Once upon a time, I was a young girl creature who went faithfully to Sunday school each week. I climbed on the bus wearing a pretty dress, the week's Bible verses dutifully memorized, and eagerly anticipated singing hymns and making macaroni crafts in the Sunday school class taught by my aunt. My parents didn't force me to go. I wanted to go because I liked Sunday school. I liked the Sunday school teachers, liked the pretty stained glass windows in the church, liked riding on the bus my uncle drove. And I liked believing, liked having faith as much as a child of 6 or 7 can understand the concept of faith.
I grew older and my family moved to a different part of the city, so I stopped going to church with my aunt and uncle. But I sought new experiences of my own, went to church with my friends. I seem to recall I even tried vacation Bible school once. But none of the new ones really stuck, and I was becoming more sophisticated and more cynical about religion as I realized the only reason most kids got on the bus was because the driver passed out free candy.
I had always been a bit odd anyway. I was never quite devout to any particular Christian doctrine, having attended churches Apostolic, Pentecostal, Baptist and I can't really remember what other denominations, but there must have been others. I was Christian as a child and adolescent because that's the religion I was exposed to, but I recall telling one of my Sunday school teachers back in the day that I thought the various gods people worshiped and all of the different religions were really all the same. I have a vague recollection of an expression of shock.
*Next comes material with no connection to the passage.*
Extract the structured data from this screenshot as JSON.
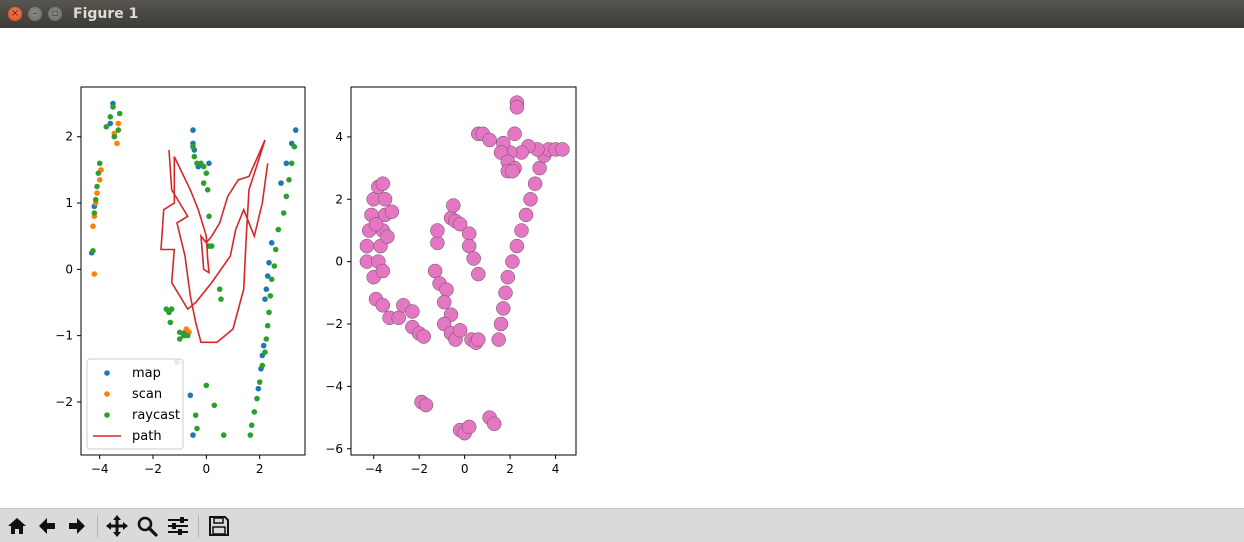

Somewhere along the way, I could no longer see any logical reason why someone would choose one religion over another. None of them seemed any more right or wrong than any other.
In 8th grade, I learned the words "agnostic" and "atheist" for the first time. They were on a spelling test. By then, it had been a couple of years since I'd been to church, and something about those words seemed to fit. By high school, I had lost interest in religion altogether and embraced my identity as a nonbeliever, but some part of me missed having faith.
At age 19, I read St. Augustine's Confessions
for a college course. A year or two later I read Mahfouz's The Beggar
. Both nagged at something in my soul that wanted the comfort of belief.
After college, I tried church again with a friend who invited me to her non-denominational church, The Vineyard. It was one of those megachurches with a coffee house and dance ministry and a "Christian contemporary" band, and no stained glass anywhere to be seen. It just didn't speak to me. I sat there with my friend, watching people with their hands raised to the heavens and dancing to the music, and I waited to feel something. Anything. But nothing came. I concluded that Christianity was no longer for me.
But that nagging never really went away.
I came close to feeling something like faith once about three years ago. I had to cover an event at a church -- a choir of young African orphans singing cheerfully about how their lives had changed through God. It was the people who almost inspired me to go back. They were open, accepting, friendly. For a few moments, I thought it was a place I might be loved. But I never went back.
I've tried other forms of religion or spirituality. My inner feminist tends to like the goddess-based religions a little better than most, and the compassionate part of me finds certain tenets of Buddhism appealing. Again, nothing ever really stuck.
But now I'm having a life crisis (Again? Still?) and discovering that what I thought was depression is really malnourishment. I'm starving in my heart and soul and, try as I might, I can find nothing to fill the emptiness. I've tried food, shopping, relationships -- all were illusory balms. So my thoughts have turned once again to religion. Perhaps spiritualism would be a better word for it, since I don't think I'll ever be able to embrace organized religion the way I did as a child. I've changed too much for that.
I also think that religion is, in fact, an illusion to which we cling to repel darkness and pain from our lives. I don't believe god is a real entity hovering out there in heaven or space. But I do believe there may be a divine spirit emanating from humanity, dwelling within us, if we can tap into it. So, perhaps delving back into religion, or spirit, is illusory, but no less so than the human relationships I've looked to for comfort that I haven't found.
Anyway, when I came across this book on the clearance rack at Hastings, I thought reading a poet's interpretation of the stories of the Bible -- distilling them down to their essence and, I hope, stripping them of the bits that are so maliciously twisted in service of hate and oppression -- might spark something.
I do know that any god I could ever embrace has to be one of compassion, tolerance and love, not wrath, hate and spite.